Kansas utility regulators may ask U.S. Supreme Court to review rate case

photo by: Associated Press

In this Oct. 10, 2017 photo, the Supreme Court in Washington, D.C. is seen at sunset.

Kansas utility regulators said Thursday that they may ask the U.S. Supreme Court to review a case challenging the federal government’s authority to set certain kinds of rates that ultimately affect every electric customer’s monthly bills.

But first, they want advice from Kansas Attorney General Derek Schmidt.

The Kansas Corporation Commission voted 3-0 to ask Schmidt whether it would be possible to appeal a decision of a federal appellate court, which ruled in February that the KCC had no standing to challenge a decision from the Federal Energy Regulatory Commission, or FERC, involving rates charged by interstate electric transmission companies.

The case involves an aspect of the public utility business that most customers rarely think about, but which can have a substantial impact on the ultimate rates they pay for electricity — the wholesale purchase of power from one utility to another through transmission lines that run across state lines.

Those are the kinds of transactions that enable, for example, Westar Energy to buy power, when it needs to, from a hydroelectric dam in Texas. The cost of transmission across those lines is then automatically built into customers’ utility bills.

The authority to decide what companies get to construct those transmission lines, establish rates and recover charges on behalf of the transmission companies’ lines belongs to a number of regional “power pools” across the United States. Kansas is a member of the Southwest Power Pool, which also serves all or parts of 13 other states.

Those power pools, in turn, are regulated by FERC which, under federal law, is required to review and approve rates to ensure that the rates being charged are “just and reasonable.”

Companies are given authority to construct new projects through a bidding process, and that process is open to both existing transmission companies and new companies just entering the market.

The controversy began in 2015 when two new companies, Transource and Kanstar, decided they wanted to get into the market in the SPP region. Both are holding companies that sought to set up a number of different state-specific subsidiaries in the region, starting with Kansas.

Those companies sought to obtain preapproval for the base rates they could charge to recover costs, if they were to construct a project in Kansas. In addition, they wanted the preapproved rates in Kansas to be used as a template for future subsidiaries they might set up in other states without having to go through the same application and review process again.
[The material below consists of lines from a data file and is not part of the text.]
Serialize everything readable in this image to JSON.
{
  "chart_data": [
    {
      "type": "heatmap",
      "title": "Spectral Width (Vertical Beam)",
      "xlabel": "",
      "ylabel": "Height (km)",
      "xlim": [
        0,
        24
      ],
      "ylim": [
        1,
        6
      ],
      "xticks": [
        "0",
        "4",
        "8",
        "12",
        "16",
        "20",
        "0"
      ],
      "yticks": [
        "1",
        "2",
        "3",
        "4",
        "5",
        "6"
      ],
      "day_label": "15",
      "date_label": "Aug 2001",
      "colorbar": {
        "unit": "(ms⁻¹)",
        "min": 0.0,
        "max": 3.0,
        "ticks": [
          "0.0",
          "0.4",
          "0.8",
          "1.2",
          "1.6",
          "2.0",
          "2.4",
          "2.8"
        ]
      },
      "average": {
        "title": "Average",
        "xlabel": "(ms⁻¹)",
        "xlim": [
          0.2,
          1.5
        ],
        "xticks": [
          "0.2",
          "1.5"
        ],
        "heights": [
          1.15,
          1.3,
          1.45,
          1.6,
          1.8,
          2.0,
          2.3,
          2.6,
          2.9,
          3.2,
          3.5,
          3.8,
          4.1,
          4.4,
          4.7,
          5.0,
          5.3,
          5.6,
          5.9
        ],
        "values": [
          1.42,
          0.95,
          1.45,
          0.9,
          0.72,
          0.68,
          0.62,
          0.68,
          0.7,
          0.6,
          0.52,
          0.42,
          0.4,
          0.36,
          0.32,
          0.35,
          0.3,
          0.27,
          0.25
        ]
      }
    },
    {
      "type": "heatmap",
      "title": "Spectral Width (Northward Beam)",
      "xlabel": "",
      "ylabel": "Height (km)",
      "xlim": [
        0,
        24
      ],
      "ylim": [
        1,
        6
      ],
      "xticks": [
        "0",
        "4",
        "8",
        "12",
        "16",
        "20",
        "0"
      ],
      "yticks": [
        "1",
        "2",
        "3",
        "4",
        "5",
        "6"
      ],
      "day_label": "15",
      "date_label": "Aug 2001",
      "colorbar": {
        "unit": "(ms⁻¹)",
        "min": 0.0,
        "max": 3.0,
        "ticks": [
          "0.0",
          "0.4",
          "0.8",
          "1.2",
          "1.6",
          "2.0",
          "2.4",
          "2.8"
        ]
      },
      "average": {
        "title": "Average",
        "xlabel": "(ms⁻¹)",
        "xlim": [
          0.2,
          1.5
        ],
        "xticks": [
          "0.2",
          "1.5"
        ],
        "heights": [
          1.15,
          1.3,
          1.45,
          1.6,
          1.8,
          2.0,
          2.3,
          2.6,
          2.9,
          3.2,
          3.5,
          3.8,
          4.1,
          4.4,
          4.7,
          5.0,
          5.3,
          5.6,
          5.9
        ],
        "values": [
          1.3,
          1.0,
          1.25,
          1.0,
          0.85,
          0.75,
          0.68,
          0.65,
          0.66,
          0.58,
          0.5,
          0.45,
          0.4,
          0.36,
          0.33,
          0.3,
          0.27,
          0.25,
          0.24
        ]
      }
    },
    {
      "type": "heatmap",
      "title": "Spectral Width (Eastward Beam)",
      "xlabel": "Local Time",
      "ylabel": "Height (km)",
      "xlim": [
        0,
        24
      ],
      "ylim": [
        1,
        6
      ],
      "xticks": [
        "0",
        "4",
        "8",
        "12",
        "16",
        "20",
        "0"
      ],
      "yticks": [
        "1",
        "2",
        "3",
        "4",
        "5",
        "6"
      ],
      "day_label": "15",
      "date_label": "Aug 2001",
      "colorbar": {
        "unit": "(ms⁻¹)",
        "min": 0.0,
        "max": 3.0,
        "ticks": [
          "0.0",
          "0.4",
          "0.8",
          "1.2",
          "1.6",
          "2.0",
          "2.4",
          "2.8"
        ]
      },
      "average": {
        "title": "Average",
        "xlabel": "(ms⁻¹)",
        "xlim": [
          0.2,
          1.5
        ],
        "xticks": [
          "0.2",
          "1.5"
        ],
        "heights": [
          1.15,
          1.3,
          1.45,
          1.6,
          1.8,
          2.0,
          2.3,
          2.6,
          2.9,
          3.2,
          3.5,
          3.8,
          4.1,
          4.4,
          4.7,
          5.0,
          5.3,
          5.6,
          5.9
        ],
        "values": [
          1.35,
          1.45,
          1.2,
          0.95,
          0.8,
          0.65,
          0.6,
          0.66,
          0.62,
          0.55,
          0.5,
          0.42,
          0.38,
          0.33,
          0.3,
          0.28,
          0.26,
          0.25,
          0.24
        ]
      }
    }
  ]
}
Preapproval was needed, they argued, because without it, they would be at a competitive disadvantage to existing companies that already have rates in place. Also, they said, in order to compete, they must submit their bids within 180 days of notice, but it can take upward of a year or two for FERC to approve their rates, thus making it impractical to wait for FERC approval before the bidding window opens.

The KCC filed objections in both of those cases, arguing that FERC had no authority to approve rates for future subsidiaries that hadn’t even been formed yet. By doing so, KCC said, the burden of proof would be reversed in future cases. Instead of transmission companies and FERC bearing the burden to show that rates were just and reasonable, state regulators would have to prove they were unjust and unreasonable.

In 2016, though, FERC rejected those arguments. The KCC appealed to the D.C. Circuit Court of Appeals, but in February, the appellate court rejected the state’s argument, saying it did not have standing because it had not yet suffered any specific harm.

Attorney General Schmidt is now being asked whether it would be worth the state’s time and effort to appeal further.